Comedy De Luxe night 4
The sold-out house for the exquisitely sardonic Simon Evans at week four of Comedy De Luxe witnessed a competent, if inconsistent, line-up of newer acts for their first-half appetizers.
First up was David Hannant, who’d seen a sign advertising ‘baby massage’, which set off his mind as to what this might be. You might have some ideas yourself, and many of them could well be the same as what Hannant came up with in this textbook-exercise way of writing observational stand-up. The final pay-off evoked a funny image, and he’s affable enough, but the writing here isn’t much of a stretch. Nevertheless, his routine about explicit texting was stronger, and struck a chord – especially in some embarrassed quarters of the audience – by exposing the inherent ridiculousness of the practice. It’s a simple idea, but nicely drawn out, aside from the redundant introduction of a ‘what would cavemen think...’ line
Cheeky chappy Jimmy Bird has the patter, but his gags are decidedly hit and miss.
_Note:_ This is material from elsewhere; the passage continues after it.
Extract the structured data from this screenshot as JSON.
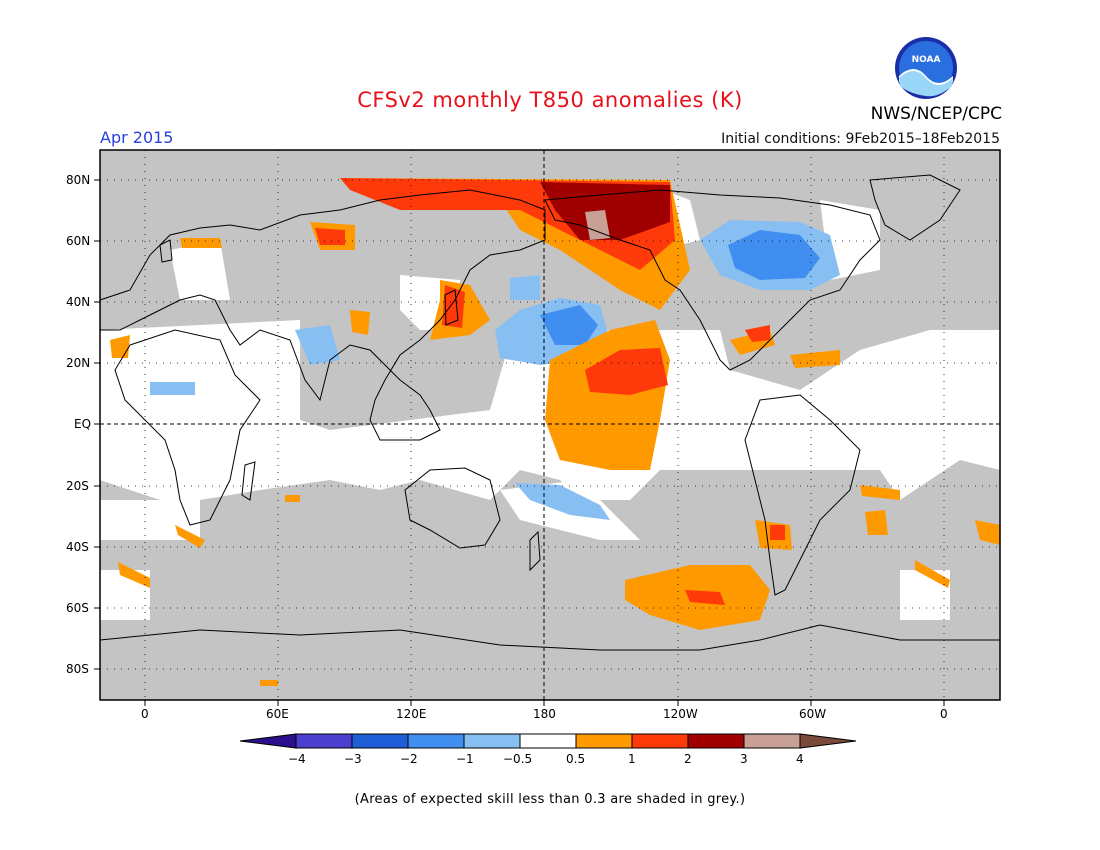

There are nicely self-effacing fantasies about being a Brighton beach lifeguard or getting carried away on a paintballing trip, but when the setting shifts to urban Brixton, the joke is a lot more obvious. And some segments, about his family’s Christmas gifts or his sausage dog, are convoluted for little reward. He’s got a an unnaturally deliberate pacing, which seems a bit forced, and, like Hannant before him, his personality doesn’t shine through enough to make the reasonable material stand out.
Adam Race makes a lot of puns about his surname. But then he makes a lot of puns, full stop. He over-sells them all, trying to make a virtue of their cheesy nature, but he’s no Nick Helm in that respect, lacking the uber-confidence that his delivery is striving for. There are some decent gags among the more tortured efforts, and even has a decent take on the ‘celebrity I look like’ shtick, but he’s a little too erratic at the moment.
Nicholas Cooke is an unusual act; using his time to string out one long and convoluted shaggy-dog tale about being kidnapped in – or by – Ikea. For seemingly endless minutes, he goes without a laugh, yet he has the storytelling chops to have the audience hanging on his every word. Then an occasional word or phrase will tickle, and provide the laugh break. It is more of a witty spoken-word performance than out-and-out comedy, but he certainly has great command of the room.
Star of the first half was undoubtedly the charmingly ironic Tom Toal. T-Squared, as he calls himself in one of several supposedly hip third-person nicknames, has a quirky outlook and the gags to match. This quarter-Polish comic is softly endearing – enough to be able to get away with the story of a ‘barely legal’ girlfriend without it sounding creepy – and he has a fine sense of comic timing and rhythm, with one especially well-judged line causing a well-deserved eruption of laughter. The T-Dog is certainly one of the most promising of today’s emerging comics.